A prologue from eight years earlier sets the stage for the two protagonists’ consequent fixations surrounding the idea of love and marriage. Amal Baig, a modest, gentle and tender-hearted 20-something, exuberates at the sight of her family celebrating her rukhsati festivities a year after her nikkah. She pegs herself amongst the girls “who yearn to get married and start a family as soon as possible.” She equates the prospect of marriage to “every girl’s dream, and a reality that almost every girl had to face someday.” Enwrapped with the day she will finally embark on a new life with the man she wholeheartedly admires, Amal is clad in joy.
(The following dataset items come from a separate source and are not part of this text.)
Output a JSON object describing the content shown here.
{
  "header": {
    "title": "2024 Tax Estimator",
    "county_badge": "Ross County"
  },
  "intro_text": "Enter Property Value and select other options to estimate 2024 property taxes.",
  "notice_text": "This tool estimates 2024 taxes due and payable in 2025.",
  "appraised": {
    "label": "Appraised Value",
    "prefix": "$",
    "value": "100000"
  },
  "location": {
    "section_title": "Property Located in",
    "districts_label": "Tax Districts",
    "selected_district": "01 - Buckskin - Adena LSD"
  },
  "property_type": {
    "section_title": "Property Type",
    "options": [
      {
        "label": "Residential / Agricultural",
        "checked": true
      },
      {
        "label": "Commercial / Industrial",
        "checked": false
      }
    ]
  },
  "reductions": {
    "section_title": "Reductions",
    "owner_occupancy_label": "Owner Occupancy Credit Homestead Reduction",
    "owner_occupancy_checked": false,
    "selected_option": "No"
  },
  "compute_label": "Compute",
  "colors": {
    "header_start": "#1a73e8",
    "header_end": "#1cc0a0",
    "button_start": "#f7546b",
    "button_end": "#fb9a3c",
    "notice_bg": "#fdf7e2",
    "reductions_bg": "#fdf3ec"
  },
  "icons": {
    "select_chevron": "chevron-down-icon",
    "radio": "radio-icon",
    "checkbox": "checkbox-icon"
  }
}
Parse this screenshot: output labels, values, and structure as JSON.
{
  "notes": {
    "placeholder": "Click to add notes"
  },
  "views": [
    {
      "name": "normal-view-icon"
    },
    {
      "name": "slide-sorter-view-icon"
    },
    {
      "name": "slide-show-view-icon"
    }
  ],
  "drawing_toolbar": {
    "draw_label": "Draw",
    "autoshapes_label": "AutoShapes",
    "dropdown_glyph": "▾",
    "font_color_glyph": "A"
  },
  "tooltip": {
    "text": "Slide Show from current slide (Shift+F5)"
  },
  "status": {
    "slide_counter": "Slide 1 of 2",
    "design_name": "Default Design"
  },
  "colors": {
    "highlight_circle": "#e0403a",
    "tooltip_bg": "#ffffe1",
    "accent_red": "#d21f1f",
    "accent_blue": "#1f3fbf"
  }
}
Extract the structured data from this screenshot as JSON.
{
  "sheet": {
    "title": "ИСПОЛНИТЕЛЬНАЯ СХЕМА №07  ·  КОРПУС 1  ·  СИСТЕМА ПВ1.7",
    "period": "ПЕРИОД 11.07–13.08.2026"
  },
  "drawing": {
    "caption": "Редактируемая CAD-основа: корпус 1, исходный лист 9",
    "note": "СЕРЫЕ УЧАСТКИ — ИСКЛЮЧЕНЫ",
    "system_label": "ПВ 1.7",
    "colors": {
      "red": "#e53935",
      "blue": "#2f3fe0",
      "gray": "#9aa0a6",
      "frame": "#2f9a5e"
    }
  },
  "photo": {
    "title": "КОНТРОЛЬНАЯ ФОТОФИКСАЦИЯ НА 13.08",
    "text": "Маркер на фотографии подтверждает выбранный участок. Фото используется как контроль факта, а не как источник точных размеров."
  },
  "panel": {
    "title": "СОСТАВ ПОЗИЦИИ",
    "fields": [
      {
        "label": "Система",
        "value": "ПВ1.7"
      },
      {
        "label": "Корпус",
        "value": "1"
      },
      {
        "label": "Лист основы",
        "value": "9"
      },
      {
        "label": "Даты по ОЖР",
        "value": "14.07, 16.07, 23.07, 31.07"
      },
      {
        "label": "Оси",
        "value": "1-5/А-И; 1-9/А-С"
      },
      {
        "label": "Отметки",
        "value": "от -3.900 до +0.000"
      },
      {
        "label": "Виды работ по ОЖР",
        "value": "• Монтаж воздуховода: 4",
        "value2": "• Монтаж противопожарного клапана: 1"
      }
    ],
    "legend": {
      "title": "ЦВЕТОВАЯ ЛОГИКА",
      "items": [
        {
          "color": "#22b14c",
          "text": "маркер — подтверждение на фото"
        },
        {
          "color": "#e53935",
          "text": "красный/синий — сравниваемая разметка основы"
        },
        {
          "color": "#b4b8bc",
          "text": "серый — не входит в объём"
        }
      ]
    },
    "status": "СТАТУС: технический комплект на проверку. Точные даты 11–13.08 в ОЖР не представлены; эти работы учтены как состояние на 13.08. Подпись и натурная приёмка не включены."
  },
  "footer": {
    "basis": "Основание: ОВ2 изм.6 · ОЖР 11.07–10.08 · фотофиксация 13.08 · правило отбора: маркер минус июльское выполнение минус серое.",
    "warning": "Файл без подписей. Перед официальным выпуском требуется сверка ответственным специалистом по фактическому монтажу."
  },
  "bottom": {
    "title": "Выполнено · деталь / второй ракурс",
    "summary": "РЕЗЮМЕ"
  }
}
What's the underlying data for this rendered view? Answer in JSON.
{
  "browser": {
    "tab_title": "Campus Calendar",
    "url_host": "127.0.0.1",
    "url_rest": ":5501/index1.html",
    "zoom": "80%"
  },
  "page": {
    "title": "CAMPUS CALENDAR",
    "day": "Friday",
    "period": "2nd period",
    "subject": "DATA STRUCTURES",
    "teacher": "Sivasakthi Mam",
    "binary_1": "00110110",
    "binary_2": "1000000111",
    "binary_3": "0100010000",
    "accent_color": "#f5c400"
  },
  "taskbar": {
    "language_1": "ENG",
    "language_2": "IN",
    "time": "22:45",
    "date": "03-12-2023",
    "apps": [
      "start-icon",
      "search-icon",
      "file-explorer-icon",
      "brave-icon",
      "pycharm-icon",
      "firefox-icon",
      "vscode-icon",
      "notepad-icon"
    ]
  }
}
Then she witnesses her aspirations vaporise upon a phone call from the United States, from where her husband is yet to arrive. A man from a hospital claims that he has died.
What follows is Amal’s life after her husband’s tragic death. Disillusionment with love and marriage, and the dispiriting fear of losing a loved one, causes her to impulsively cling to the safer options in life and stay away from unwarranted affairs. The loss of her husband leads her to reminisce about her father’s abandonment of her family, which instilled in her the need to work tirelessly to support her mother and younger brother.
Fast forward to the present day. Amal is a graphic designer working at a reputable information technology firm. Her friends Sabeeka and Rohina nudge her time and again to hope for a fresh start to life, find a possible companionship that will finally allow her to break free from the loss of her husband. Her conversations with the plainspoken Sabeeka, particularly, invite a more prudent assessment of Amal’s unlucky love life, usually causing Amal to think twice after instantly rejecting the prospect of marrying again.
Qais Ahmed harbours a bitter past in the form of his mother’s death when he was a child. He blames the negligence of his father — a workaholic business tycoon — for his loss, causing their relationship to strain. A prodigy since the age of five, an unstable Qais begins habitually using drugs to treat the bouts of depression and insomnia brought about by his mother’s death. His exceptional brains land him at Harvard University, from where he graduates and joins Microsoft, where he experiences a mind-numbing incident that traumatises him, forcing him to resign. Qais attempts to fend off the memories with medication and Ecstasy and shuts himself off from the world. His only confidante is his caretaker, Ghulam Chacha.
Although intelligent and hardworking, Qais is arrogant, narcissistic and possesses little ambition, often taking to life frivolously. In an attempt to break Qais away from a life of perpetual pleasure, his father impels him to join an IT firm as a web developer — an area in which Qais is well-versed. Despite initial protests, he interviews at Sky Tech.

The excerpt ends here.